The approval also came amid a spat between the FDA and President Trump, who had accused the agency of impeding progress on coronavirus therapies, and was followed by an embarrassing data gaffe by agency head Stephen Hahn during a press conference announcing the EUA.
Some countries, including the UK, have been collecting and stockpiling convalescent plasma in the hope that it can be deployed quickly to patients if it proves effective in clinical trials.
Now however, it looks like those who advised caution may have had good cause. While it’s worth pointing out that PLACID was an open-label rather than a double-blind study, the trial investigators claim it “approximates convalescent plasma use in real-life settings”.
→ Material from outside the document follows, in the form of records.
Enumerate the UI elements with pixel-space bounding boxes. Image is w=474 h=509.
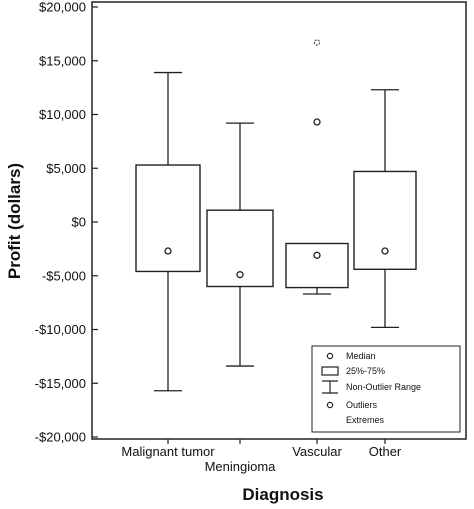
y-axis-title: Profit (dollars) xyxy=(5,163,24,279)
y-tick-label: -$15,000 xyxy=(35,376,86,391)
x-category-label: Vascular xyxy=(292,444,342,459)
y-tick-label: $10,000 xyxy=(39,107,86,122)
iqr-box xyxy=(285,242,349,289)
x-category-label: Other xyxy=(369,444,402,459)
y-tick-label: $0 xyxy=(72,215,86,230)
median-marker xyxy=(164,247,172,255)
iqr-box xyxy=(135,164,201,273)
y-tick-label: -$5,000 xyxy=(42,268,86,283)
box-group xyxy=(206,122,274,367)
legend-outlier-label: Outliers xyxy=(346,400,378,410)
x-axis-title: Diagnosis xyxy=(242,485,323,504)
x-category-label: Malignant tumor xyxy=(121,444,215,459)
y-tick-label: $20,000 xyxy=(39,0,86,15)
plot-frame xyxy=(91,1,467,440)
legend-outlier-marker xyxy=(326,401,334,409)
box-group xyxy=(353,89,417,329)
y-tick-label: $5,000 xyxy=(46,161,86,176)
legend-extreme-label: Extremes xyxy=(346,415,385,425)
box-group xyxy=(135,71,201,392)
legend-median-marker xyxy=(326,352,334,360)
outlier-point xyxy=(313,118,321,126)
y-tick-label: -$20,000 xyxy=(35,430,86,445)
legend-whisker-label: Non-Outlier Range xyxy=(346,382,421,392)
x-category-label: Meningioma xyxy=(205,459,277,474)
box-group xyxy=(285,39,349,295)
legend: Median 25%-75% Non-Outlier Range Outlier… xyxy=(311,345,461,433)
median-marker xyxy=(381,247,389,255)
median-marker xyxy=(236,271,244,279)
legend-box-label: 25%-75% xyxy=(346,366,385,376)
y-tick-label: -$10,000 xyxy=(35,322,86,337)
y-tick-label: $15,000 xyxy=(39,53,86,68)
legend-whisker-marker xyxy=(322,380,338,394)
legend-median-label: Median xyxy=(346,351,376,361)
extreme-point xyxy=(313,39,321,46)
legend-frame xyxy=(311,345,461,433)
legend-box-marker xyxy=(321,366,339,376)
median-marker xyxy=(313,251,321,259)
y-axis: $20,000 $15,000 $10,000 $5,000 $0 -$5,000 -$10… xyxy=(35,0,98,445)
box-series xyxy=(135,39,417,392)
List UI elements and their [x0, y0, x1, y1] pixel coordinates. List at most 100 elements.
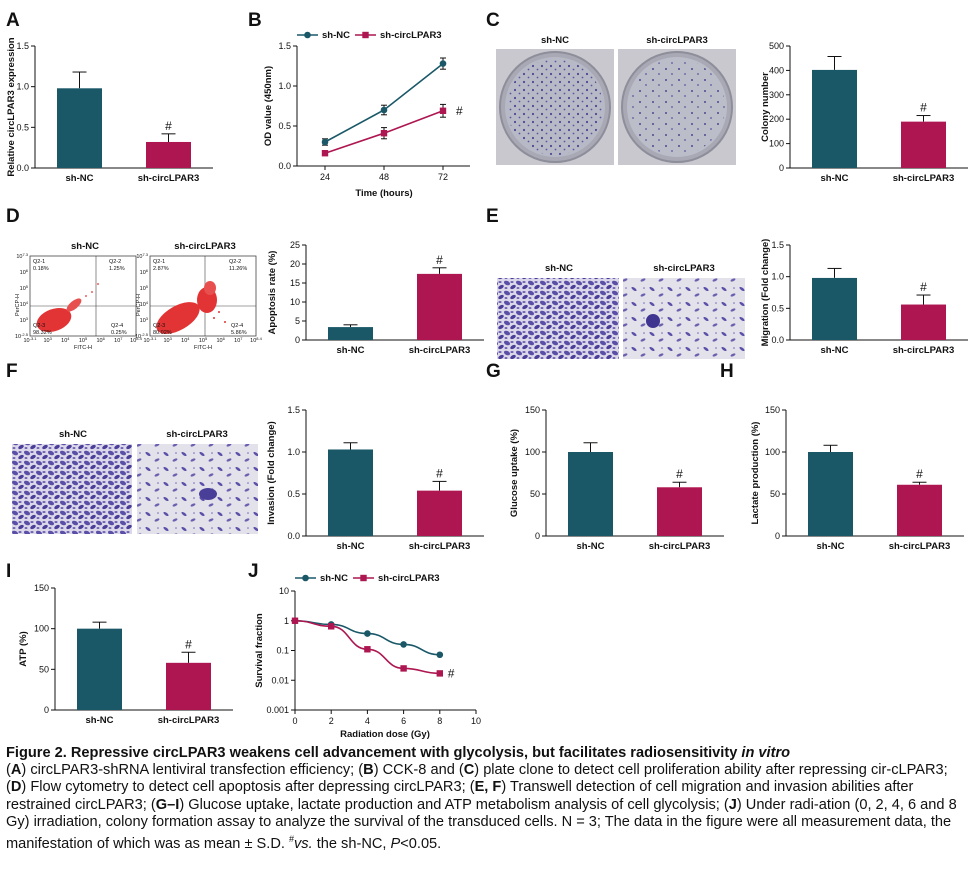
flow-y-tick-label: 10-2.5 [15, 332, 29, 340]
bar-sh-nc [808, 452, 853, 536]
category-label: sh-circLPAR3 [649, 541, 711, 552]
data-point [364, 630, 371, 637]
y-tick-label: 50 [530, 489, 540, 499]
data-point [328, 623, 335, 630]
significance-mark: # [436, 466, 443, 480]
bar-chart-h: 0 50 100 150 Lactate production (%) sh-NC sh-c… [750, 405, 964, 552]
y-tick-label: 100 [769, 139, 784, 149]
y-tick-label: 100 [525, 447, 540, 457]
flow-y-tick-label: 105 [140, 284, 149, 292]
plate-colonies-circ [629, 59, 725, 155]
y-axis-label: Relative circLPAR3 expression [6, 37, 17, 176]
flow-nc-q4: Q2-4 [111, 323, 123, 329]
caption-sig-symbol: # [288, 834, 294, 845]
x-tick-label: 2 [329, 716, 334, 726]
line-chart-b: 0.0 0.5 1.0 1.5 24 48 72 Time (hours) OD value (… [263, 30, 470, 199]
category-label: sh-circLPAR3 [158, 715, 220, 726]
y-tick-label: 500 [769, 41, 784, 51]
bar-chart-g: 0 50 100 150 Glucose uptake (%) sh-NC sh-circL… [509, 405, 724, 552]
bar-sh-nc [328, 327, 373, 340]
y-tick-label: 0 [295, 335, 300, 345]
flow-circ-q1: Q2-1 [153, 259, 165, 265]
y-tick-label: 0.0 [16, 163, 29, 173]
category-label: sh-NC [66, 173, 94, 184]
y-tick-label: 1.5 [16, 41, 29, 51]
panel-label-a: A [6, 10, 20, 31]
flow-circ-q4: Q2-4 [231, 323, 243, 329]
flow-x-tick-label: 103 [43, 336, 52, 344]
y-tick-label: 100 [765, 447, 780, 457]
bar-sh-nc [812, 277, 857, 340]
bar-sh-circlpar3 [657, 487, 702, 536]
bar-sh-nc [57, 88, 102, 168]
significance-mark: # [676, 467, 683, 481]
bar-chart-i: 0 50 100 150 ATP (%) sh-NC sh-circLPAR3 # [18, 583, 233, 726]
flow-nc-q2: Q2-2 [109, 259, 121, 265]
image-label-d-nc: sh-NC [71, 241, 99, 252]
y-axis-label: Apoptosis rate (%) [267, 251, 278, 335]
category-label: sh-NC [337, 541, 365, 552]
x-tick-label: 72 [438, 172, 448, 182]
bar-sh-nc [77, 628, 122, 710]
x-tick-label: 6 [401, 716, 406, 726]
y-tick-label: 0.5 [278, 121, 291, 131]
category-label: sh-NC [817, 541, 845, 552]
significance-mark: # [916, 467, 923, 481]
flow-cluster-circ [156, 302, 200, 334]
y-tick-label: 0.0 [287, 531, 300, 541]
y-axis-label: Glucose uptake (%) [509, 429, 520, 517]
y-tick-label: 0.5 [16, 122, 29, 132]
legend-marker-sh-nc [304, 31, 311, 39]
caption-title: Figure 2. Repressive circLPAR3 weakens c… [6, 745, 742, 761]
image-label-f-circ: sh-circLPAR3 [166, 429, 228, 440]
y-tick-label: 0.1 [276, 646, 289, 656]
y-axis-label: OD value (450nm) [263, 66, 274, 146]
significance-mark: # [920, 280, 927, 294]
flow-y-tick-label: 107.3 [136, 252, 148, 260]
panel-label-h: H [720, 361, 734, 382]
panel-label-f: F [6, 361, 18, 382]
panel-label-e: E [486, 206, 499, 227]
migration-image-circ [623, 278, 745, 359]
x-tick-label: 8 [437, 716, 442, 726]
flow-cluster-circ-late [204, 281, 216, 295]
image-label-c-nc: sh-NC [541, 35, 569, 46]
x-tick-label: 4 [365, 716, 370, 726]
flow-nc-q3: Q2-3 [33, 323, 45, 329]
significance-mark: # [185, 637, 192, 651]
significance-mark: # [165, 119, 172, 133]
flow-x-tick-label: 106 [96, 336, 105, 344]
panel-e-images: sh-NC sh-circLPAR3 [497, 263, 745, 359]
x-axis-label: Time (hours) [355, 188, 412, 199]
data-point [321, 150, 329, 157]
data-point [439, 107, 447, 114]
significance-mark: # [456, 104, 463, 118]
panel-d-flow: sh-NC sh-circLPAR3 Q2-1 0.18% Q2-2 1.25%… [15, 241, 263, 351]
y-axis-label: Lactate production (%) [750, 422, 761, 525]
bar-chart-c: 0 100 200 300 400 500 Colony number sh-NC sh-cir… [760, 41, 968, 184]
line-chart-j: 0.001 0.01 0.1 1 10 0 2 4 6 8 10 Radiation dose (Gy… [254, 573, 481, 740]
panel-label-j: J [248, 561, 259, 582]
figure-canvas: A B C D E F G H I J sh-NC sh-circLPAR3 s… [6, 10, 968, 740]
bar-sh-circlpar3 [166, 662, 211, 710]
migration-image-nc [497, 278, 619, 359]
flow-nc-q1: Q2-1 [33, 259, 45, 265]
bar-sh-circlpar3 [901, 304, 946, 340]
bar-chart-f: 0.0 0.5 1.0 1.5 Invasion (Fold change) sh-NC s… [266, 405, 484, 552]
image-label-f-nc: sh-NC [59, 429, 87, 440]
y-tick-label: 150 [34, 583, 49, 593]
panel-label-b: B [248, 10, 262, 31]
y-tick-label: 1.5 [278, 41, 291, 51]
bar-sh-circlpar3 [146, 141, 191, 168]
y-tick-label: 150 [765, 405, 780, 415]
flow-cluster-nc-tail [66, 298, 82, 312]
y-tick-label: 1.5 [771, 240, 784, 250]
y-tick-label: 300 [769, 90, 784, 100]
y-tick-label: 0.5 [287, 489, 300, 499]
y-tick-label: 0 [775, 531, 780, 541]
y-axis-label: Migration (Fold change) [760, 239, 771, 347]
caption-body: (A) circLPAR3-shRNA lentiviral transfect… [6, 762, 957, 852]
flow-x-tick-label: 104 [61, 336, 70, 344]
Studies have shown convalescent plasma from COVID-19 survivors contains antibodies with potent antiviral activity, but there are a lot of unanswered questions about use in patients, including the levels of antibodies needed to be effective, the timing of plasma donation and treatment and the types of patents most likely to respond.
Writing in the British Medical Journal, the authors – led by Anup Agarwal of the Indian Council of Medical Research in New Delhi – say that while prior studies have suggested that convalescent plasma can reduce viral load, the time patients need to spend in hospital, and death rates, that wasn’t the case in their trial.
The primary outcome – progression to severe disease or all-cause mortality at 28 days – was seen in 19% of patients receiving plasma plus standard supportive care, compared to 18% of those in the control arm on supportive care alone.
There were some beneficial effects, including shorter times to resolution of symptoms like shortness of breath and fatigue, but plasma therapy didn’t seem to improve biomarkers for the runaway inflammation that is associated with COVID-19 requiring hospitalisation.
In an editorial accompanying the study, Elizabeth Pathak of the Women’s Institute for Independent Social Enquiry in Maryland, US, said that as the study wasn’t blinded, it was possible that patients who knew they were getting plasma might expect to feel better, and so reported improvements in symptoms.
She also points out that convalescent plasma isn’t without risks – in fact, the FDA specifically warns about the risks of blood clots with the therapy, particularly in older patients and those with cardiovascular risk factors.
Other studies of convalescent plasma are still ongoing, including the UK RECOVERY trial which has already shown the benefits of the steroid dexamethasone in adults with COVID-19, as well as the failure of the antiviral combination lopinavir-ritonavir.
Convalescent plasma is one of three other therapies being put through their places in the study.